Session IC-5.G Crosscutting materials issues, present status, challenges and directions for nuclear fission and fusion science and technology

IC-5.G:IL31  From Perfection to Pragmatism: A Materials-Anchored Path Toward Timely Fusion Power
J.-W. COENEN, Forschungszentrum Jülich GmbH, Jülich, Germany; University of Wisconsin-Madison, Madison, WI, USA; Gauss Fusion GmbH, Garching bei München, Germany

Fusion energy is approaching technological maturity, yet progress is slowed by excessive pre-deployment conservatism. Structural steels, plasma-facing components, breeder ceramics and tritium systems already reach Technology Readiness Level >4, but final qualification requires operation in real reactor environments. This contribution advocates a structured-pragmatism approach in which a first-of-a-kind (FOAK) fusion plant acts as the materials substantiation platform. A bounded materials baseline—Grade 91 or EUROFER steels, W/Cu divertor targets, Li₄SiO₄–Li₂TiO₃ breeder ceramics, and Pb multipliers—is coupled to in-service surveillance and staged approach substantion Recent IAEA assessments confirm that only integrated operation can advance to TRL 7–8, while critical-materials analyses show material resources are sufficient if recycling and early supply-chain activation begin now. Structured pragmatism enables earlier licensing, faster learning, and real industrial engagement, bridging the gap between laboratory maturity and commercial viability, and accelerating fusion from perpetual promise to sustainable, deployable technology.

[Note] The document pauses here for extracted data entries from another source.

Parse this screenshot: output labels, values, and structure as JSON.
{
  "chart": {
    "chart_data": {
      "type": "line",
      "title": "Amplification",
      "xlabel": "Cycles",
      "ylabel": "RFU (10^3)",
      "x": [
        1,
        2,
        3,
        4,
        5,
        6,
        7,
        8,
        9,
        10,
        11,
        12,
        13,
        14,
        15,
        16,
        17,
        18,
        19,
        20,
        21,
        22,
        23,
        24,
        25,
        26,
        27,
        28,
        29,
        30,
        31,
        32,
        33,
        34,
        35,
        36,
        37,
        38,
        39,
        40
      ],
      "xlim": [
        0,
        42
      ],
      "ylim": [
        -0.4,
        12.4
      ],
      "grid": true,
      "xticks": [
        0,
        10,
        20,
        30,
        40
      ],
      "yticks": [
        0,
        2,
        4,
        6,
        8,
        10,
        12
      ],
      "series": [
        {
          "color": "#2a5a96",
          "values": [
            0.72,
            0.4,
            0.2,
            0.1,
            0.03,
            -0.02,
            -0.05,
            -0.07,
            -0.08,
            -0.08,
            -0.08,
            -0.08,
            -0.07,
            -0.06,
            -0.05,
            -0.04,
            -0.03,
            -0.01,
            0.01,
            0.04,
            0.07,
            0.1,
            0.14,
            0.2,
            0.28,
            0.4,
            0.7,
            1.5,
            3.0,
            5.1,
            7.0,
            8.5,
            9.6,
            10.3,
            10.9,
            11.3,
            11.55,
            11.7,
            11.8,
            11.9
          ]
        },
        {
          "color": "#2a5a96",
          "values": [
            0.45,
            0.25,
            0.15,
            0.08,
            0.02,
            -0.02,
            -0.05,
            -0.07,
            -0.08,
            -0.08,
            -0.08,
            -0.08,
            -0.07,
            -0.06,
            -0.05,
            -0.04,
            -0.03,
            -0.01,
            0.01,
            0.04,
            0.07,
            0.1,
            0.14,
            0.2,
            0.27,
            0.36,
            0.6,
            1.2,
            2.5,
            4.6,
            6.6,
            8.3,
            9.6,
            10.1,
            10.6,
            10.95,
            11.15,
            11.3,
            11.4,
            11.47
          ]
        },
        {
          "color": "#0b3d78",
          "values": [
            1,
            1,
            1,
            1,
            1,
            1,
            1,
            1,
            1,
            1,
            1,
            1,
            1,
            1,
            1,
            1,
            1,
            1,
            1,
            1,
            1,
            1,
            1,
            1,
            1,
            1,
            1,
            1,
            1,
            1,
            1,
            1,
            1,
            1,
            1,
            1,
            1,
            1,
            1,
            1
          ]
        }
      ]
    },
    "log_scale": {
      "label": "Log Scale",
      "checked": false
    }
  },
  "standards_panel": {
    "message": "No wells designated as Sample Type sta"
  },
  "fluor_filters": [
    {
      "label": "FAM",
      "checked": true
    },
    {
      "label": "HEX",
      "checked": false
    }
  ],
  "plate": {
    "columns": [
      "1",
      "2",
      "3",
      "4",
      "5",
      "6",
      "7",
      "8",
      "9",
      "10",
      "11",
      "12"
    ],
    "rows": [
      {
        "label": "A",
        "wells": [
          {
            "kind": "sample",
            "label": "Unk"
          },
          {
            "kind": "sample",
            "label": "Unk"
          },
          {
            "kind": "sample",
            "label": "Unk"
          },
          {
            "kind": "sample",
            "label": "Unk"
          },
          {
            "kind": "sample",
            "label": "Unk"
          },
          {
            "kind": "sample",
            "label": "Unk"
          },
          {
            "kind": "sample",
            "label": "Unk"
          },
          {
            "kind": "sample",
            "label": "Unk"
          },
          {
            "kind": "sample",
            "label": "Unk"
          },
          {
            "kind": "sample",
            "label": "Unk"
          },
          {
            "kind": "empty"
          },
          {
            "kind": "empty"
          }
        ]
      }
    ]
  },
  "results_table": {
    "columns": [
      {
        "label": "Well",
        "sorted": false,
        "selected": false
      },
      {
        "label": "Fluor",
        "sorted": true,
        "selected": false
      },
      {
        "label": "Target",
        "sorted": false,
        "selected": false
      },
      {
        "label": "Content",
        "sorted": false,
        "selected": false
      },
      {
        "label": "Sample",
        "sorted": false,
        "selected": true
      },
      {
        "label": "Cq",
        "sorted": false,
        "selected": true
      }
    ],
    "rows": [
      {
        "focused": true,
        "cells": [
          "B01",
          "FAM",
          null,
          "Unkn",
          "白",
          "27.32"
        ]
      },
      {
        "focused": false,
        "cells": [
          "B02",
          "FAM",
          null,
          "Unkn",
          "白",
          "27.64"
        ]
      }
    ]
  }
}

IC-5.G:IL32  Synergistic Effects of Atomic Displacement Damage and Solid Transmutations In Neutron Irradiated Tungsten
YUTAI KATOH1, WEICHENG ZHONG1, CHAD PARISH1, TAKAAKI KOYANAGI1, H. GIETL1,6, J. TRELEWICZ1,2, Z. UNTERBERG1, W. GERINGER1, FRANK CHEN1, XIAO-YING YU1, L.M. GARRISON1,6, D. SPROUSTER2, TAKESHI MIYAZAWA3,6, MAKOTO FUKUDA3,6, TATSUYA HINOKI4, MASAFUMI AKIYOSHI5, SHUHEI NOGAMI3,6, AKIRA HASEGAWA31Oak Ridge National Laboratory, Oak Ridge, TN, USA; 2Stony Brook University, Stony Brook, NY, USA; 3Tohoku University, Sendai, Miyagi-ken, Japan; 4Kyoto University, Kyoto-shi, Kyoto-fu, Japan; 5Osaka Metropolitan University, Sakai-shi, Osaka-fu, Japan; Currently affiliated with other institutions

As the candidate plasma-facing material for the near-term fusion technology demonstration devices, tungsten materials are faced by challenges associated with nuclear environments anticipated in power reactors. Studies conducted using fission neutrons have revealed many irradiation effect factors contributing to the performance limits of tungsten materials, including the ductile-to-brittle transition, recrystallization, and intermediate temperature embrittlement. A unique challenge in understanding the neutron effects in tungsten is arising from complex interactions of atomic displacement damage and relatively rapid nuclear transmutations. In the present work, synergistic effects of atomic displacement and solid transmutations in tungsten are discussed based upon the results from irradiation studies conducted in the High Flux Isotope Reactor (HFIR) of ORNL with and without thermal neutron shielding, followed by comparative analyses for mechanical behaviors, thermophysical properties, and microstructural evolutions. 
Research supported by the U.S. Department of Energy, Office of Science, Fusion Energy Sciences and U.S.-Japan PHENIX/FRONTIER collaboration project; Abstract authored by UT-Battelle, LLC, under Contract No. DE-AC05-00OR22725 with the U.S. Department of Energy.